Jefferson was effective on the slants with good timing and selling fakes, while in intermediate crossing routes he was able to find the open space in primarily zone coverage. In both cases, Jefferson does not fear the contact that often comes with over the middle routes.
In the red zone, his route running ability was again on display, which is covered a bit more in this next two videos:
All that is the technical knowledge and ability to sell the fakes that get just enough lean or false steps from a defensive back to gain separation.
But on the deep vertical routes, there are also times when more than anything, it’s Jefferson’s ability to track the ball, body control and ability to adjust to the ball in the air, shown in this next clip:
As you can see in the first play, Jefferson reminds me of another Jefferson - John - from back in the Air Coryell days in San Diego, with his ability to go up and make the spectacular catch. Those are skills you really can’t coach. The last play in the above clip also shows how Jefferson is able to adjust to a poorly thrown ball - well behind him - on a short out route. He’s able to stop on a dime, change direction, and get his arms out and pluck the ball out of the air well behind him - preventing an incompletion or worse a pick-six. Clearly a ‘quarterback’s best friend’ in his ability to track and adjust to the ball and come down with contested catches. It’s those types of plays that earn the trust, and more targets, from quarterbacks.
Jefferson also has some good yards-after-catch ability as well, averaging over 6 YAC yards per reception last season at LSU. Below are some good examples:
Jefferson also has both good hands, and is a very effective blocker for a wide receiver, as shown in this Matt Waldman video. Waldman often looks at what is seemingly minutia in evaluating offensive skill position players, and yet can be key indicators as much as anything when it comes to a player’s skillset:
Below is some more clips of Jefferson’s blocking ability:
As you can see, LSU used a lot of off-tackle bunch sets, which called on Jefferson to block on occasion - either a DB or a LB. Jefferson has 33” arms, which are long for a 6’1” receiver. Not only does he put them to good use as a receiver, but also as a blocker, getting full extension into a defenders shoulder pads, while sinking his hips and keeping a wide base. As a 200 pound receiver, he’s not going to keep linebackers at bay for very long, but he is one of the most effective blocking receivers I’ve seen in college, showing both good willingness to take on the duty, and very good effectiveness usually when doing so.
Vikings Fit / Projection
Justin’s Jefferson’s skill set and use in the LSU offense is a good match for what he’ll be asked to do in the Vikings offensive scheme under offensive coordinator Gary Kubiak.

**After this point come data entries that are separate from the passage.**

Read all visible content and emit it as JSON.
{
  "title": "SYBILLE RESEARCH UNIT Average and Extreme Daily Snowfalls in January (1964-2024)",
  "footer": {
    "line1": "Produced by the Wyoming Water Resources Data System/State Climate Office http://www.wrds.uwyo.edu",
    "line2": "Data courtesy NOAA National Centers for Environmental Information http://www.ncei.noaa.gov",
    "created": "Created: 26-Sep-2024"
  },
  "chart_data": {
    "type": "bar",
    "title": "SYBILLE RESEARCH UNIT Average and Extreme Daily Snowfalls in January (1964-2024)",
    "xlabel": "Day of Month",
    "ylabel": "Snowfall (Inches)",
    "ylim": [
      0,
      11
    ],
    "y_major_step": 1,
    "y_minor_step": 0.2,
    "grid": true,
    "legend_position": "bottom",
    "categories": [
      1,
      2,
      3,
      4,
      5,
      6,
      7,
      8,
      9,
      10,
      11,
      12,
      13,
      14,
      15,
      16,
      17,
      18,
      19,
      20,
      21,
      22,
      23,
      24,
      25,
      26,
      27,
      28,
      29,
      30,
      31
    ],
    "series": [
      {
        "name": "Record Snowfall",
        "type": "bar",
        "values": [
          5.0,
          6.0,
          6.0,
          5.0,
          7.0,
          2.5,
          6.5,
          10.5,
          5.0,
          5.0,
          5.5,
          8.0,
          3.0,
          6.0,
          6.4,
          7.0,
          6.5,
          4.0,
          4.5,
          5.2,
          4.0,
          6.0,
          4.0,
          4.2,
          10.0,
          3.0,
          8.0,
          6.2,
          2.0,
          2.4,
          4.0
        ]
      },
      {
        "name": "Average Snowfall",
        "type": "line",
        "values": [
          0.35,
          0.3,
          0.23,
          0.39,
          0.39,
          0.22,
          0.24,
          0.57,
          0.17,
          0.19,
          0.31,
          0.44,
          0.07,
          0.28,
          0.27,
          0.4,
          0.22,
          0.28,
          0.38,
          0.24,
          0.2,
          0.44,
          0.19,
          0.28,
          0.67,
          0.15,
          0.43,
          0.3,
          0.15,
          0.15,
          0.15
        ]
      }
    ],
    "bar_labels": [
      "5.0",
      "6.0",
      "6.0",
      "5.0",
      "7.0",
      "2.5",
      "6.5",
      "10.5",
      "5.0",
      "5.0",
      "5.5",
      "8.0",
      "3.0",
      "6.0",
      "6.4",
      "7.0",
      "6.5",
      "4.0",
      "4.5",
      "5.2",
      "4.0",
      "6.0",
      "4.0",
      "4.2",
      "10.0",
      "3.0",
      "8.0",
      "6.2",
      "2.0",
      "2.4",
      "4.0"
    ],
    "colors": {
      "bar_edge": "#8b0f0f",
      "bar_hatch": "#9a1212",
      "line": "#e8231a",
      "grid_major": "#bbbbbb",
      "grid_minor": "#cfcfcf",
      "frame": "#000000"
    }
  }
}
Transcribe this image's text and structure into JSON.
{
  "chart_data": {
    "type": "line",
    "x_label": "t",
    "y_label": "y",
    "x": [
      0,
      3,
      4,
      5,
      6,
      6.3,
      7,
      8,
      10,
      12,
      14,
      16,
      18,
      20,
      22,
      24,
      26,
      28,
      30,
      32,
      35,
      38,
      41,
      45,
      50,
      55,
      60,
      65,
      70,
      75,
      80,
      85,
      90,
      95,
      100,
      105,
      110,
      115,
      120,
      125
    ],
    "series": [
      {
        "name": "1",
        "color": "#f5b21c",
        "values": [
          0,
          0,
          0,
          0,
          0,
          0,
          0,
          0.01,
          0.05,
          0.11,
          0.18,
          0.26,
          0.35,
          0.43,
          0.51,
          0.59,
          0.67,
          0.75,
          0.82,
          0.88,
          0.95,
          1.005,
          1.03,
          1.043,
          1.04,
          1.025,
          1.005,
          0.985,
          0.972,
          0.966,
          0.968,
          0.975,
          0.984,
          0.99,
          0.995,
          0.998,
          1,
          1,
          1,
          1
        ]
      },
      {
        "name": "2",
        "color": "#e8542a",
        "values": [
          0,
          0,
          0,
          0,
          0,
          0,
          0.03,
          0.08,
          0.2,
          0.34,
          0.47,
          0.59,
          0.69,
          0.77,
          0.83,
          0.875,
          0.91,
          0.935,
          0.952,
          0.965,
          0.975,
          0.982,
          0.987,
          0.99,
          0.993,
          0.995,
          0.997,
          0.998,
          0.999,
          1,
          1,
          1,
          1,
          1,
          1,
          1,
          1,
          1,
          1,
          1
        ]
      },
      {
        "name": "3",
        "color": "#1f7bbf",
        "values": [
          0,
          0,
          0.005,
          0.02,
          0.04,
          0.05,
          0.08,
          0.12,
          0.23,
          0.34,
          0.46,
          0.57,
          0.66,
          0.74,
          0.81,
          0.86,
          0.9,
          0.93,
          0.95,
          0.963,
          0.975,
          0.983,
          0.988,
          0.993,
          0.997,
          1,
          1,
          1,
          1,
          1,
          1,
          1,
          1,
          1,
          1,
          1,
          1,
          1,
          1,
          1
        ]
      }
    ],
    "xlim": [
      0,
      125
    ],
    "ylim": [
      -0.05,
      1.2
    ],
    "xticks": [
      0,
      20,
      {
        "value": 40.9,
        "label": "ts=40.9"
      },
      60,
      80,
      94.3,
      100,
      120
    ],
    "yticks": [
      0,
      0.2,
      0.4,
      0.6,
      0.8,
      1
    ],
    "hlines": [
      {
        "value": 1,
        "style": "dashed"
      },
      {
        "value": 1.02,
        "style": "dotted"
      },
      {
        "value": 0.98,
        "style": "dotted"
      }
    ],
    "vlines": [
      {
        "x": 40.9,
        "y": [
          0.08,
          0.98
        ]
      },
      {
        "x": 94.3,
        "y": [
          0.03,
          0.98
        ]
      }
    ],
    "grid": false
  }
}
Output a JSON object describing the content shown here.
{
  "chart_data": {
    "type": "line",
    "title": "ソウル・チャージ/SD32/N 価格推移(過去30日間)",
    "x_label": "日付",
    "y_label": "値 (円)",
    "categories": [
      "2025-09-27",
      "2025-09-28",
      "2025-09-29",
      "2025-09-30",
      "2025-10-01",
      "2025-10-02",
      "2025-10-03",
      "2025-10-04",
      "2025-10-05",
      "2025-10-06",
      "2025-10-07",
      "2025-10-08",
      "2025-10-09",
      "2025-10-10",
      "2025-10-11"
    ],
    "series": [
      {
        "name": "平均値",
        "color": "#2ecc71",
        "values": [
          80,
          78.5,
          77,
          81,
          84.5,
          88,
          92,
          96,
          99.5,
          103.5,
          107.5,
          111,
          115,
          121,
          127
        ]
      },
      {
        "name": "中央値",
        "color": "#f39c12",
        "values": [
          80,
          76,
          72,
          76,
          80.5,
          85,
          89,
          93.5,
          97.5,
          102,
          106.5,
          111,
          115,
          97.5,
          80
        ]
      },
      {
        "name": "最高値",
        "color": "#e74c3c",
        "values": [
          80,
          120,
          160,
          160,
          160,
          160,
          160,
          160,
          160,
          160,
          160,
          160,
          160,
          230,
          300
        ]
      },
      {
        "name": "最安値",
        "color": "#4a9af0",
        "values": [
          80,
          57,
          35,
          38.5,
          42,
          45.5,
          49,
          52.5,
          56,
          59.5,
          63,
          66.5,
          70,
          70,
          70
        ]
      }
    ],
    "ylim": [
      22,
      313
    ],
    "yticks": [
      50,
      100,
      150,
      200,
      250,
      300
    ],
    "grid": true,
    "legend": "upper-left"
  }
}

While the scheme’s themselves are much different - LSU ran a high-powered spread offense, passing the ball maybe 75% of the time - Jefferson’s role in that offense will be very similar to his role in Kubiak’s more balanced, double-TE scheme.
Kubiak said today that Jefferson will take over Diggs’ role as the X receiver, which may include a lot of use in the slot, slants, crossing routes, and the occasional deep vertical route - just like what Diggs did. Jefferson may have a bit more value in the run game, however, being able to block a defensive back or linebacker long enough for Dalvin Cook or Alexander Mattison to get by, while also being a potent receiving threat.
Kubiak also said that LSU uses the same terminology as his offense, so that should help flatten the learning curve for Jefferson, and allow him to get up to speed quickly.
Bottom line, Justin Jefferson looks well positioned to take over the role vacated by Stefon Diggs, and being more pro-ready than most college receivers, he could have a big impact on the Vikings offense, even as a rookie.